Tags: #Ciencia Ficción

El mercenario (23 page)

—Sí —Bannister se sobresaltó—. ¿Dayan? Desde luego, sus métodos son buenos. Creía que nuestras conversaciones con Nuevo Jerusalén eran secretas. De acuerdo… tenemos acuerdos con Dayan para suministrarles el transporte. Eso nos costó todo nuestro efectivo, así que todo lo que resta ahora es un poco para los imprevistos. Sin embargo, les podemos ofrecer algo que ustedes necesitan: tierras. Buenas tierras, y una base permanente que es mucho más agradable que Tanith. También les podemos ofrecer.:, bueno, la posibilidad de formar parte de una nación libre e independiente, aunque no espero que eso represente mucho para ustedes.

Falkenberg asintió.

—Es por eso por lo que… Excúseme. —Hizo una pausa mientras el asistente depositaba una bandeja con los vasos tintineantes. El soldado vestía su traje de combate y llevaba el rifle colgado al hombro. Falkenberg le preguntó a su visitante—: ¿Desearía que los hombres hagan algo más?

Bannister dudó.

—Creo que no.

—Asistente, dígale al sargento mayor que ordene rompan filas y descansen. Puede retirarse.

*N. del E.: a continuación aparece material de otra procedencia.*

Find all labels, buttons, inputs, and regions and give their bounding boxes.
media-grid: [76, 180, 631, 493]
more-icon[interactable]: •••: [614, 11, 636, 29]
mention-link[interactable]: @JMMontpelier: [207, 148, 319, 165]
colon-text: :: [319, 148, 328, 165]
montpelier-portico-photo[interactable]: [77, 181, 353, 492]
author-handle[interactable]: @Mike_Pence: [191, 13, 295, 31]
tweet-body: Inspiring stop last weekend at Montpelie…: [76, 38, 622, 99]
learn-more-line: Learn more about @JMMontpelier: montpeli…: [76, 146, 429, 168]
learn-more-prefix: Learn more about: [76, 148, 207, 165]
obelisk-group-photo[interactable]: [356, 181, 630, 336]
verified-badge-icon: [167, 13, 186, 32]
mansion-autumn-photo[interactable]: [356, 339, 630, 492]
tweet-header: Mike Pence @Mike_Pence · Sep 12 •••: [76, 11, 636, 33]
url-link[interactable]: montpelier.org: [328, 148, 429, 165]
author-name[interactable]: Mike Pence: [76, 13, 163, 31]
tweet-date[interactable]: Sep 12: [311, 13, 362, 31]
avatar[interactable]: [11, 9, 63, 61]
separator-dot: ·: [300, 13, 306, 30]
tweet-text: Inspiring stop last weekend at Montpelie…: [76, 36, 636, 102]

Volvió su atención a Bannister:

—Bien. Lo cierto es que nos han elegido a nosotros, porque ustedes no tienen nada que ofrecer. Los Nuevos Demócratas en Friedland están más que contentos con su base, como también lo están los Escoceses en Covenant. Xanadú quiere dinero contante y sonante antes de mandar sus tropas a alguna acción. Podría hallar algunos desechos en la Tierra, pero nosotros somos la única unidad de primera clase que en estos momentos pasa por una racha de mala suerte… ¿Y qué es lo que le hace pensar que estemos tan, tan mal, señor ministro? Su causa en Washington está perdida, ¿no es así?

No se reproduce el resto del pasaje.